Gouvernement de la Gaule romaine.

Il est nécessaire d'ouvrir ce Précis par quelques considérations, d'une part, sur la situation de la Gaule sous la domination romaine, et de l'autre, sur l'état de la fédération des nations germaniques, "connues sous le nom de Francs, avant la conquête du territoire gaulois. On doit sentir que ce fut de la fusion des lois et des institutions de l'une et de l'autre société politique, que naquit le gouvernement de France, comme ce fut le mélange de l'une et de l'autre race qui forma la nation française. Il faut donc considérer ces lois et ces institutions respectives des deux peuples, pour y reconnaître l'origine des premiers établissemens de notre monarchie, et les élémens de sa constitution.
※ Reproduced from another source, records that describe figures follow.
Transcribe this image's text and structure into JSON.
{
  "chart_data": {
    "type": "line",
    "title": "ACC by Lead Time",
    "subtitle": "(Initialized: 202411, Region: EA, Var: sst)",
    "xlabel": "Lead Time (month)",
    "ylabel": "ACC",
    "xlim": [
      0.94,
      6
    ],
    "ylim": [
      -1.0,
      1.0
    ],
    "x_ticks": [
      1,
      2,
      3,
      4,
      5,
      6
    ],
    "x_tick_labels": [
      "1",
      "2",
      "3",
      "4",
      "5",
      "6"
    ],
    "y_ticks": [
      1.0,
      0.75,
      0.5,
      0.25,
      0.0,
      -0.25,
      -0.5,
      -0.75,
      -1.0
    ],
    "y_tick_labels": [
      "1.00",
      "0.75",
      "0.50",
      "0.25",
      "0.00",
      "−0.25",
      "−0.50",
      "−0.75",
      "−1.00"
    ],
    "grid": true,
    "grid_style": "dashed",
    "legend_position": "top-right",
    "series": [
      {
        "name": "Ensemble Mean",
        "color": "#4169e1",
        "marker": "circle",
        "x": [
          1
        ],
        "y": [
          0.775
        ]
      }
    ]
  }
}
On peut même dire que quelques observations nettes et rapides à ce sujet, peuvent seules porter la lumière dans le chaos que présente notre histoire dans les premiers siècles.

Il n'est nullement question ici de suivre les Gaulois dans le cours de la lente métamorphose que leur firent subir les Romains, après avoir conquis leur territoire; il faut voir seulement ce qu'ils étaient vers le temps de la seconde conquête opérée par les nations germaniques; c'est-à-dire

(1) Préambule de la Charte.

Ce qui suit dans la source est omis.